Ma lasciamo il problema agli italianisti. Qui ci limitiamo a contestare la scelta del brano di Lucrezio per un tema su scienza e tecnologia (certo l’attacco alla religione suonava bene!) e della citazione di C. Mosse in cui l’espressione ciceroniana otium cum dignitate veniva a indicare il nobile rifiuto del lavoro manuale. Naturalmente è apprezzabile la scelta del passo dal sesto libro dell’Odissea: però ci sembra che ben altra ricchezza di spunti offrisse il nostro programma sul rapporto con lo straniero, mentre il ministero costringeva ad appiattirsi sull’unico testo dato.
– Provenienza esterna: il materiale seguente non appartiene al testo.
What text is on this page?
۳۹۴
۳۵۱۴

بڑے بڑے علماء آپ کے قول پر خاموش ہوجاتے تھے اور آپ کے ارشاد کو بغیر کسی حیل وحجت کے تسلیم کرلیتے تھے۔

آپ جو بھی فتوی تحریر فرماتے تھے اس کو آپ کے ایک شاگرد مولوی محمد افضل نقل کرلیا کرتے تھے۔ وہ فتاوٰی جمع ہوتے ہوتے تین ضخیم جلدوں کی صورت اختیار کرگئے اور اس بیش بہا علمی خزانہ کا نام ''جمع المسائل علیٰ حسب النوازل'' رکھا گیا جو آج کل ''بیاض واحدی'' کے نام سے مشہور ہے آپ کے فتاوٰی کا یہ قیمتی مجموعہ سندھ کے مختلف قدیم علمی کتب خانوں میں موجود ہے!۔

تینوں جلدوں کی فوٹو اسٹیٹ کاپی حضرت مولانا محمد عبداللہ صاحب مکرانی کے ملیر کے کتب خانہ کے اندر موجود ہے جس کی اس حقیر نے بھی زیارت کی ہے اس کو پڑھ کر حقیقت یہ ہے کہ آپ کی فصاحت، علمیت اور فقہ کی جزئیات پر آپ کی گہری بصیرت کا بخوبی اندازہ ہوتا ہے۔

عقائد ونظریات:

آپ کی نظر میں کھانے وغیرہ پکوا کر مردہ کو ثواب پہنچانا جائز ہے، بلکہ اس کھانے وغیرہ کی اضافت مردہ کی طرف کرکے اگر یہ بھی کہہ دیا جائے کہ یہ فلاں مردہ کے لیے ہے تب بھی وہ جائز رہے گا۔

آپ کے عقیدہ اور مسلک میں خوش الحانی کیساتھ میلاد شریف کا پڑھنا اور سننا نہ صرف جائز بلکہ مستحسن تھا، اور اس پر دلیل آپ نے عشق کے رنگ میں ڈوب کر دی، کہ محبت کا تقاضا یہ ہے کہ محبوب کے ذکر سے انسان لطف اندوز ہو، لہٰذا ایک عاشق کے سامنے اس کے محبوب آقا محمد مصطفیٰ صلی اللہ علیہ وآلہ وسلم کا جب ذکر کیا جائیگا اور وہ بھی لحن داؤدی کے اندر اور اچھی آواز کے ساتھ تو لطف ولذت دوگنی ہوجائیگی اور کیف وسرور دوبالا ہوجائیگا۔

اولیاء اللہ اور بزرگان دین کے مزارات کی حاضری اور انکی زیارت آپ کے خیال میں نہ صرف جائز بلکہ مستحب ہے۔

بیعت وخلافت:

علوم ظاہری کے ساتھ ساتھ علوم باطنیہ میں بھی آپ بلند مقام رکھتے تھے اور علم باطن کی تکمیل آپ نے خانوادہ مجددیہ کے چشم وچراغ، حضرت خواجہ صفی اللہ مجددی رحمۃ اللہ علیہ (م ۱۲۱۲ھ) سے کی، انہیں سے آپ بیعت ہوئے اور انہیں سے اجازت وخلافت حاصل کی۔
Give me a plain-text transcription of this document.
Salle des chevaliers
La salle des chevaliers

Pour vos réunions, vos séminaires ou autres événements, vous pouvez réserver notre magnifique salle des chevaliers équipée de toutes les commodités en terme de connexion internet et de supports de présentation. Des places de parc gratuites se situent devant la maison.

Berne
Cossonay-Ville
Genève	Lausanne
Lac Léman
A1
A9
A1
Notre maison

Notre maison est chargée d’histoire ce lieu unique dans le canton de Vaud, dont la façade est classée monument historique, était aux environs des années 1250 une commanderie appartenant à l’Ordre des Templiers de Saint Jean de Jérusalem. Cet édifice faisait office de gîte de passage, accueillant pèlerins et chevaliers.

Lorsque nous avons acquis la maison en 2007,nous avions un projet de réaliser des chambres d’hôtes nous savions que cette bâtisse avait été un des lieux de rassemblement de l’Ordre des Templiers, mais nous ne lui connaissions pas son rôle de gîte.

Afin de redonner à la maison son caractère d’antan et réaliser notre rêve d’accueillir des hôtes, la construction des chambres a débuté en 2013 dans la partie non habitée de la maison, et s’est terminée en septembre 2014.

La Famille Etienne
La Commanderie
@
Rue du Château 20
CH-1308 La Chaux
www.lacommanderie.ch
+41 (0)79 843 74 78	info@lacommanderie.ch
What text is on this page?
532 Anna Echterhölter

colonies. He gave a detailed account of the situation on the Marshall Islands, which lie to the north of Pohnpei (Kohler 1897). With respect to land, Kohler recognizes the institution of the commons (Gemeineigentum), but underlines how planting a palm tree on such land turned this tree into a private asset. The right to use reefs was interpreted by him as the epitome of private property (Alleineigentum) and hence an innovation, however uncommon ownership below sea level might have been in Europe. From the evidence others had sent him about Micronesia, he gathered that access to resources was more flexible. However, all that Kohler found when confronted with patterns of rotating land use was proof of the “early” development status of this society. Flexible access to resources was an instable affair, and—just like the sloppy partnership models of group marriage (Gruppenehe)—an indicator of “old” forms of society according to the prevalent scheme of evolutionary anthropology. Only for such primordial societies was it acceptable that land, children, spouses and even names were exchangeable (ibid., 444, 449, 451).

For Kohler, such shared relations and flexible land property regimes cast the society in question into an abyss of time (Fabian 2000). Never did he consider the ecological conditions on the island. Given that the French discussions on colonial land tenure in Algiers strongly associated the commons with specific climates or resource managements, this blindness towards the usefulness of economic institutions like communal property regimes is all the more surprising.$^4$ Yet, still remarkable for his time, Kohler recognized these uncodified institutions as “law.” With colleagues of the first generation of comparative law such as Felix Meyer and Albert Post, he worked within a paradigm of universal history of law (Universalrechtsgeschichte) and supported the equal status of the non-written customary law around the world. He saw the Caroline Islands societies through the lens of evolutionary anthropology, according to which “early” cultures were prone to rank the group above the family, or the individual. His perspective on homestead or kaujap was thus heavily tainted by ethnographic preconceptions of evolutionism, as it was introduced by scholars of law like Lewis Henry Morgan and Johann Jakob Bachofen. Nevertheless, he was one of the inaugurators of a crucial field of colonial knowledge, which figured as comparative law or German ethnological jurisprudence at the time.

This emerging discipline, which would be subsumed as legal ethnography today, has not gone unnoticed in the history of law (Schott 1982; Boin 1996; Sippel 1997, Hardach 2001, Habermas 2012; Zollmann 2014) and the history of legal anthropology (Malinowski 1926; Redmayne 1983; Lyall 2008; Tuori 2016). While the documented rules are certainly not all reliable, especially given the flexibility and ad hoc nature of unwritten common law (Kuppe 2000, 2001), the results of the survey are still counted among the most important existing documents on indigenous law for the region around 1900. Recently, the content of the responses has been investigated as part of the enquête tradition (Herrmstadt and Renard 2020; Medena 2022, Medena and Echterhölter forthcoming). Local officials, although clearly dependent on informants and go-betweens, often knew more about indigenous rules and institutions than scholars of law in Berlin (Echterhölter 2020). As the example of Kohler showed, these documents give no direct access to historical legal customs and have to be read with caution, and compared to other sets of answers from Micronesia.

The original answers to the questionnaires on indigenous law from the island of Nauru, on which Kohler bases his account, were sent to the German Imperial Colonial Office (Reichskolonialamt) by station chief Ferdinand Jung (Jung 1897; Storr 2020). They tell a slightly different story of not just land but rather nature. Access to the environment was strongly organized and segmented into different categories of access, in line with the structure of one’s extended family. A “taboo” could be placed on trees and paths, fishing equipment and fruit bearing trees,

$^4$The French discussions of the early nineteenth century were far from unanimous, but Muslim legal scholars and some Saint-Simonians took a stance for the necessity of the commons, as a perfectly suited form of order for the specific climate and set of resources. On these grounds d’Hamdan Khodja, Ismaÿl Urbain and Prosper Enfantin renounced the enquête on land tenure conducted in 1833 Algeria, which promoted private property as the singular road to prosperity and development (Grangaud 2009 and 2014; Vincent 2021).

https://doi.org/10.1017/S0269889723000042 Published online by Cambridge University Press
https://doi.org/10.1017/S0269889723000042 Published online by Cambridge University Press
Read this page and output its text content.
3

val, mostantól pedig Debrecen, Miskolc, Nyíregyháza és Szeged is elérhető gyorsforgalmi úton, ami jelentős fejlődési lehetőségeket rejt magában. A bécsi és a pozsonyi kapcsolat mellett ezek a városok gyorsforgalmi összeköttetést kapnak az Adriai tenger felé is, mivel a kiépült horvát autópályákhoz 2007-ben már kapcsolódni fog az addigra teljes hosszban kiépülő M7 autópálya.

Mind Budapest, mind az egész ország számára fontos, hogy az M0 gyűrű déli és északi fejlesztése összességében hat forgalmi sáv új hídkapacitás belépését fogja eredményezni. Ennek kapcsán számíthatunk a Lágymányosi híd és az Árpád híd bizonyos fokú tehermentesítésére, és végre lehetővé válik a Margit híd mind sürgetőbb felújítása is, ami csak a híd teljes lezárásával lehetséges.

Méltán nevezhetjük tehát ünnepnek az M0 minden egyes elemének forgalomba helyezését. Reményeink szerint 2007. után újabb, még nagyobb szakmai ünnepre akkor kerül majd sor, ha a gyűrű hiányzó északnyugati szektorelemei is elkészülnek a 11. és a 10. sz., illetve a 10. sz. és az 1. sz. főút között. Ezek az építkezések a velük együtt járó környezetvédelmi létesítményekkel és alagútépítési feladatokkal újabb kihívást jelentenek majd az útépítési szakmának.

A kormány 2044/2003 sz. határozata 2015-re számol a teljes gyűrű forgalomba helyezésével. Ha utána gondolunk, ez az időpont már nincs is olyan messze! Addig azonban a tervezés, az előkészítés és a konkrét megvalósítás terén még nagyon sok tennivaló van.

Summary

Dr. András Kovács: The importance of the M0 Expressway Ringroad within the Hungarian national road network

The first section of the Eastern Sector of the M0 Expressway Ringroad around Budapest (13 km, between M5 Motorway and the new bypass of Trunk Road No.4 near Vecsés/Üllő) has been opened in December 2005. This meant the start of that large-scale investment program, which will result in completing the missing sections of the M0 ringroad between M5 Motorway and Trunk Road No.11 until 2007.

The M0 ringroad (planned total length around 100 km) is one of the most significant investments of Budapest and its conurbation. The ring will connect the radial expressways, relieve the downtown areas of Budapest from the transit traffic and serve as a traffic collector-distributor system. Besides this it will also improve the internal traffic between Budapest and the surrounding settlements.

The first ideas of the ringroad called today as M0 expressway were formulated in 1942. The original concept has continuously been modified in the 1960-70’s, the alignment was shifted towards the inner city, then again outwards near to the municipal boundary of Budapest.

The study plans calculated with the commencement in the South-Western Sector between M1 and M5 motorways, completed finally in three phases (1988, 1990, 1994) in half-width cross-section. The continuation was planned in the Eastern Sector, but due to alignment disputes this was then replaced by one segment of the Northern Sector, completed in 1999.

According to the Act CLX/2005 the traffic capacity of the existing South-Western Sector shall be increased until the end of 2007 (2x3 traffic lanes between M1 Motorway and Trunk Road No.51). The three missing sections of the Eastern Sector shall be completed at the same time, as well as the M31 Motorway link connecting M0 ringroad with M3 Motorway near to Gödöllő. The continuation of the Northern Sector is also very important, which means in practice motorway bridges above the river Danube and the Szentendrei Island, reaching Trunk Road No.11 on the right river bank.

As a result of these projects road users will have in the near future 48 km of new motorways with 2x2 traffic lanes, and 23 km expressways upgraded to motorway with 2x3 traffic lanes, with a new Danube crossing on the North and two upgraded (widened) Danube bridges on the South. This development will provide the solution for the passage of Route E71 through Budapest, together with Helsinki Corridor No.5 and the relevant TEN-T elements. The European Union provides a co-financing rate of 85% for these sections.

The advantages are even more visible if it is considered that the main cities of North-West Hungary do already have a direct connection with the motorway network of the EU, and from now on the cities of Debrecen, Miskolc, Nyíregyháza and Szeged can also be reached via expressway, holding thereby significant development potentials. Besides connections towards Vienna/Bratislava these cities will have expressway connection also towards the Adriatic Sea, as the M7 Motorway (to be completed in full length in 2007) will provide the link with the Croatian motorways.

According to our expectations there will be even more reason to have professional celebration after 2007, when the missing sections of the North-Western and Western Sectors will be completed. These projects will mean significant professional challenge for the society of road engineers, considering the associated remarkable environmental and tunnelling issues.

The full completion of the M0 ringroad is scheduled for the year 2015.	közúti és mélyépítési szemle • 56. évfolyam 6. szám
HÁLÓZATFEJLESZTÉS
Certo, si può pensare all’intenzione di facilitare le cose per chi ha una preparazione modesta, o per le scuole di livello più basso: ma in questo modo si penalizza chi sarebbe in grado di affrontare lavori di ampio respiro, senza aiutare sostanzialmente chi neppure sa chi sia Omero, o Lucrezio, o, per tanto così, la Morante.

Sicuramente ci sono studenti a cui si potrebbe chiedere qualcosa di più, e a cui si potrebbe offrire una soddisfazione maggiore. Nel nostro liceo abbiamo da anni un corso si traduzione dal greco al latino: ricordiamo anzi con affetto e commozione il prof. Mario Zambarbieri, anima di questo corso, che è mancato a metà dell’anno. Ma un suo allievo è riuscito ugualmente vincitore del Certamen Florentinum. Siamo inoltre lieti di comunicare che in questo numero della rivista diamo spazio a un contributo di una giovane studentessa, vincitrice di un importante concorso nazionale. Proseguiremo con questa iniziativa anche nei prossimi fascicoli, pubblicando altri contributi di giovani, così da mostrare quanto interesse e creatività ancora può generare lo studio del mondo classico.